So, I'm currently sitting in the Singapore airport - quite possibly the greatest airport on earth! It has a free movie theater (where I watched the tail-end of transformers 3), sleeping lounge, gym, hair salon, butterfly conservatory, etc. Unbelievable! We are about to board a flight to Cambodia and just finished spending our first week visiting Tokyo, Hiroshima, and Kyoto in Japan. I'll give a quick blurb on Japan and then try to keep up with this more consistently.
Japanese people are VERY different than Americans. For example, in Japan it's all about developing relationships in business much more than just getting a deal done. If you don't have a long-standing relationship with potential customers/clients/business partners, you don't have business with them. It takes literally months and years to develop those relationships.
They are also very quiet. On the subways and trains people were very quiet. Americans are comparatively very loud.
Face is extremely important to them. You would never do anything or ask any question that would cause Japanese people to lose face. For example, at our business visit to Mazda's HQ in Hiroshima, I implied that there were similarities between Mazda's 3 and the BMW 3 series interior and asked if that was coincidence or intentional. Apparently that embarrassed the presenter and caused him to "lose face" (look bad) and he awkwardly and immediately got defensive and claimed that they did not copy BMW - which is totally bogus, everyone who's driven both cars knows that Mazda is a knock-off of BMW in some of their models.

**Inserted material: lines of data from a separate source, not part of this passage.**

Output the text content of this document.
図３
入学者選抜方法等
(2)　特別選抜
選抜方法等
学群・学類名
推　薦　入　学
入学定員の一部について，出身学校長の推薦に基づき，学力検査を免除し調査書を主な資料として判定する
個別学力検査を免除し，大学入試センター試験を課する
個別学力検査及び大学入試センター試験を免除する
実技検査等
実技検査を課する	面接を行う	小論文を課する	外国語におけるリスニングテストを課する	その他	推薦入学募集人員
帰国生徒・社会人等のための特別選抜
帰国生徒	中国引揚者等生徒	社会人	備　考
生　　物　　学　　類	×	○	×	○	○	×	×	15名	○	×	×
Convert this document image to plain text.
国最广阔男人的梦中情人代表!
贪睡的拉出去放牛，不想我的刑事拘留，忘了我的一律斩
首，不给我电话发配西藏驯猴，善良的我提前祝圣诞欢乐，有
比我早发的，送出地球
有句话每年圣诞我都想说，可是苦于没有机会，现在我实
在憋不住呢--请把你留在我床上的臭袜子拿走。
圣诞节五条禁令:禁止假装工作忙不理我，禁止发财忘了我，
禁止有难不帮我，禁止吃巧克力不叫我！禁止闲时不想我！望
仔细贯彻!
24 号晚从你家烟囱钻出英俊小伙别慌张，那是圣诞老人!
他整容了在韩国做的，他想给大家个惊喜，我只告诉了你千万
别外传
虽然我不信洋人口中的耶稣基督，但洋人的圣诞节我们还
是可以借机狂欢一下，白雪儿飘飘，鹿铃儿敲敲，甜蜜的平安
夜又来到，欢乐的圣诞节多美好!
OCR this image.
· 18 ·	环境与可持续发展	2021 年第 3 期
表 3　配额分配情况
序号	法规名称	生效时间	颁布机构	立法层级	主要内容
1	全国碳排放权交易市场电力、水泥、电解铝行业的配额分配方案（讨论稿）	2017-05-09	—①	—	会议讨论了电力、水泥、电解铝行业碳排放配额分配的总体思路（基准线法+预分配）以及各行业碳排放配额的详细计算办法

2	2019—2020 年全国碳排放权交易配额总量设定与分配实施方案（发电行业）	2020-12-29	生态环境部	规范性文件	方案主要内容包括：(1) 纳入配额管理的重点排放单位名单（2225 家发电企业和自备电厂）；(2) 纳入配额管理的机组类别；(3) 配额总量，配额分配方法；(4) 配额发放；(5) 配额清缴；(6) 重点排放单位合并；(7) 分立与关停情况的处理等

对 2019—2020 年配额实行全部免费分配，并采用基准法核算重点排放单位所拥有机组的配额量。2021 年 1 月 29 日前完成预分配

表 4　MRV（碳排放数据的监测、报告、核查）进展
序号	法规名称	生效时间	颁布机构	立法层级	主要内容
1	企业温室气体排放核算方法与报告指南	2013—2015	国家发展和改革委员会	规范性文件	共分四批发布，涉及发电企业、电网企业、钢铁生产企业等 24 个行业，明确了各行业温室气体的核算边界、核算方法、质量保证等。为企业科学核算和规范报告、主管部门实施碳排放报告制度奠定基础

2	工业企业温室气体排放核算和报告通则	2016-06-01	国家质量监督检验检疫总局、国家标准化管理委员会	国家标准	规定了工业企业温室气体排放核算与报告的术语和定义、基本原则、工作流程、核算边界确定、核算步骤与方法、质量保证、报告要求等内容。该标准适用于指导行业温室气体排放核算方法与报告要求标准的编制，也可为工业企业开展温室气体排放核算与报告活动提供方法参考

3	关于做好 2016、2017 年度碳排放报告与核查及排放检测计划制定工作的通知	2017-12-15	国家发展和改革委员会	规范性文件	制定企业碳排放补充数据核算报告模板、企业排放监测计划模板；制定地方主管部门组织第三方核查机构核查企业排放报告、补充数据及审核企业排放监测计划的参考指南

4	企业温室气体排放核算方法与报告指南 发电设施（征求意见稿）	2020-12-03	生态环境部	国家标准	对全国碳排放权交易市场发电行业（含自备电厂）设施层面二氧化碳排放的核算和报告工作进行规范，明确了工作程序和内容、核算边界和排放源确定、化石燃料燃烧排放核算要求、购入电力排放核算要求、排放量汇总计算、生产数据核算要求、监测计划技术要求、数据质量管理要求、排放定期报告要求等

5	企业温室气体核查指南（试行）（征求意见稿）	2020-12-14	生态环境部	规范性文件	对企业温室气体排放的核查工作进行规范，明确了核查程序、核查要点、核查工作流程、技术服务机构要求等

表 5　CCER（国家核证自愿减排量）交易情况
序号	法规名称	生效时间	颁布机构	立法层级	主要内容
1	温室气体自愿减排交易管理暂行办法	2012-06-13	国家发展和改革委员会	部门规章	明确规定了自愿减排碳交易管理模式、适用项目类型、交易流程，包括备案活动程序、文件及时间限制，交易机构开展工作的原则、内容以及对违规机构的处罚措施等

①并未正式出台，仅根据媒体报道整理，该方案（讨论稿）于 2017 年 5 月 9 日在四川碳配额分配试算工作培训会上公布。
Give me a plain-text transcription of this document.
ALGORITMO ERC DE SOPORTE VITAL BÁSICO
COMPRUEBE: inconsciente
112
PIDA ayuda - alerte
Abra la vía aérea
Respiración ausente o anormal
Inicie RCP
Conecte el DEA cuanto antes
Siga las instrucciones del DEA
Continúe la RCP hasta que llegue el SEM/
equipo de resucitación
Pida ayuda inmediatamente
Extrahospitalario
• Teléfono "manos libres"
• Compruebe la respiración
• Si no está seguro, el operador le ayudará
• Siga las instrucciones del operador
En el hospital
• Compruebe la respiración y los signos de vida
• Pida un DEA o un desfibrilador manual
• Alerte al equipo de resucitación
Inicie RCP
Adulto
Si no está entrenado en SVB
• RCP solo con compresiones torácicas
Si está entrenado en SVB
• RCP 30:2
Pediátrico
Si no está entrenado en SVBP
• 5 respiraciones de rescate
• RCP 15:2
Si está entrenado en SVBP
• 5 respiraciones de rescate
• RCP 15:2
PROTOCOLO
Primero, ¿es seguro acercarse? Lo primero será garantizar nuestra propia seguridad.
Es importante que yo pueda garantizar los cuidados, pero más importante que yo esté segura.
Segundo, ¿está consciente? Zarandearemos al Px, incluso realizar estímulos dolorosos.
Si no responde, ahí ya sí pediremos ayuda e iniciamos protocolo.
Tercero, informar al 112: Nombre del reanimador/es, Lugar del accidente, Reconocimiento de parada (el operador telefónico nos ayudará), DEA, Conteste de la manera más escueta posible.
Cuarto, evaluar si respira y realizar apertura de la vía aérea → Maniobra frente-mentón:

Kyoto is old school Japanese. It has extremely rich and old history. Very old temples and places of worship for Shintoism and Buddhism. Hiroshima was incredibly sobering. That is the first place that an Atomic bomb was ever dropped. The devastation was unreal and the peace park memorial was fascinating. The mayor of Hiroshima has written on average about 2 letters per month to governments all over the world calling for the ending of nuclear weapons and dismantling of them. Each letter is personalized and posted on a wall in the peace park museum. There are hundreds and hundreds. None are based off any sort of template and most are in response to current testing of nuclear warheads. The world has completely ignored them. I don't know exactly how to convey the feeling, but here is the idea: they get bombed. Their people literally get blown to pieces. Their city was leveled in an instant. And in my experience there, I felt no grudge, bitterness or hatred towards Americans. They never retaliated. They don't seek to build Atomic bombs and retaliate. They just want peace. They want the warfare and the innocent casualties to end. That's all they want. And to see the world ignore them...it made me angry. That was probably the best word to describe the emotion. The vast majority of the victims of the A-bomb were innocent civilians - men, women, and children. I don't care the rationale, that isn't right.
While we were there, there were hundreds of Japanese school children apparently on field trips visiting this place. They love Americans. They would say hey to us in english (most Japanese people can read and write english quite well) and as I walked past the lines of them they all reached up to give high fives. So, the children and grandchildren of those who were bombed to bits by our parents and grandparents harbor no ill-will, no grudge. That, to me, is miraculous!
Time to board. I'll try to write more later and post pictures. This place is incredible and I think everyone should find a way to visit Asia as soon as they can.